Each episode of infection was classified as Microbiologically Defined (MDI) when pathogens were isolated on microbiological testing, Clinically Defined (CDI) when sites of infection were identified but no pathogens were isolated on microbiological testing, and Fever of Unknown Focus (FUF) when patients had febrile episodes with no pathogen or site identified. Univariate and multivariate analyses were performed to determine risk factors for infection.
A total of 148 patients with Multiple Myeloma were followed for a median of 13.2 months, and 345 infection episodes were identified. Of these, 29% (100 out of 345) were defined as Microbiologically Defined Infections, 58% (200 out of 345) were defined as Clinically Defined Infections, and 13% (45 out of 345) were defined as Fever of Unknown Focus. Of those with Microbiologically Defined Infections, 50% of infections were attributed to viruses, whereas 45% were attributed to bacterial infection. Respiratory Syncytial Virus was the most frequently isolated virus accounting for 24% of episodes, followed by Rhinovirus at 16% and Influenza virus at 14%. E. coli was the most frequently isolated bacteria at 20%, followed by Haemophilus influenza at 11%. The most common infection site was the respiratory tract (56.8%), hospital admission occurred in 41.7% of infection episodes, and the 30-day all-cause mortality rate was 5.4%. Treatment with Proteasome Inhibitors resulted in 16.8 times increased risk for infections, combination of IMiD and PI was associated with 13.44 times higher risk, monoclonal antibody combination therapy was associated with 10.44 times higher risk, and more than 4 lines of therapy was associated with 7.72 times higher risk for infections (P<0.05).

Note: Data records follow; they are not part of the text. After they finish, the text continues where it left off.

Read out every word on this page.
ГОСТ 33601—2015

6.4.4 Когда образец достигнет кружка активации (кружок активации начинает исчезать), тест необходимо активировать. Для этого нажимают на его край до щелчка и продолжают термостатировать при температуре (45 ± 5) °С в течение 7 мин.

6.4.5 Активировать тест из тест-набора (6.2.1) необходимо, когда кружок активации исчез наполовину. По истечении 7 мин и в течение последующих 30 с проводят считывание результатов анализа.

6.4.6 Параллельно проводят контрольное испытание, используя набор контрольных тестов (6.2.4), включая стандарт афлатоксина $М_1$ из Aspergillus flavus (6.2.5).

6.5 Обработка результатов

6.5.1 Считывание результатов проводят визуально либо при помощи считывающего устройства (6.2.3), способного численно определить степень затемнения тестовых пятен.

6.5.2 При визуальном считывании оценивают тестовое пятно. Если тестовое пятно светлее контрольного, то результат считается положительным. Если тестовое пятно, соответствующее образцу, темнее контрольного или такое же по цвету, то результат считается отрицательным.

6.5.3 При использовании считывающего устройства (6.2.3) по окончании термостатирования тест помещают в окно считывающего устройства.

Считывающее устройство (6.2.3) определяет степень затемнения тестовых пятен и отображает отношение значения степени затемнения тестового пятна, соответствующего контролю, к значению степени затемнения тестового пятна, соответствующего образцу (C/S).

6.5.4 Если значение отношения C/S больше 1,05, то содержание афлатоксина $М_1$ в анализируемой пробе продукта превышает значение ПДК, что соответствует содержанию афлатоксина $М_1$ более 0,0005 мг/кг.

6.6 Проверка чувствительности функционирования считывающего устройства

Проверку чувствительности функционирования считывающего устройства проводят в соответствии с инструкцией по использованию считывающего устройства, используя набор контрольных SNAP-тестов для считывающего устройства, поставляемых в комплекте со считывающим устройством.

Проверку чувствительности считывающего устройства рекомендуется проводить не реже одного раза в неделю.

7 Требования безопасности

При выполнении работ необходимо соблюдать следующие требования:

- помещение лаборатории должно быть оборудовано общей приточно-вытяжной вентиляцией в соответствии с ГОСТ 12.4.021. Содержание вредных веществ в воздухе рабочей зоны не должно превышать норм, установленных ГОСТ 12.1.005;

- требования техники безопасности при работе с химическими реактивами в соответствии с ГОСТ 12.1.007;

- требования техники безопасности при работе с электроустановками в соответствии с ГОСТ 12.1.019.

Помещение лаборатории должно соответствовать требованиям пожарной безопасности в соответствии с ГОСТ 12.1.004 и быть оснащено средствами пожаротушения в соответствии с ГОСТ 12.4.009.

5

It was concluded from this study that majority of infections are caused by viruses, in patients with Multiple Myeloma treated with newer therapeutic agents. Treatment with a Proteasome Inhibitor and more than 4 lines of therapy were associated with higher risk for infection.
Epidemiology and Risks of Infections in Patients With Multiple Myeloma Managed With New Generation Therapies. Lim C, Sinha P, Harrison SJ, et al. Clinical Lymphoma, Myeloma & Leukemia. 2021;21:444-450.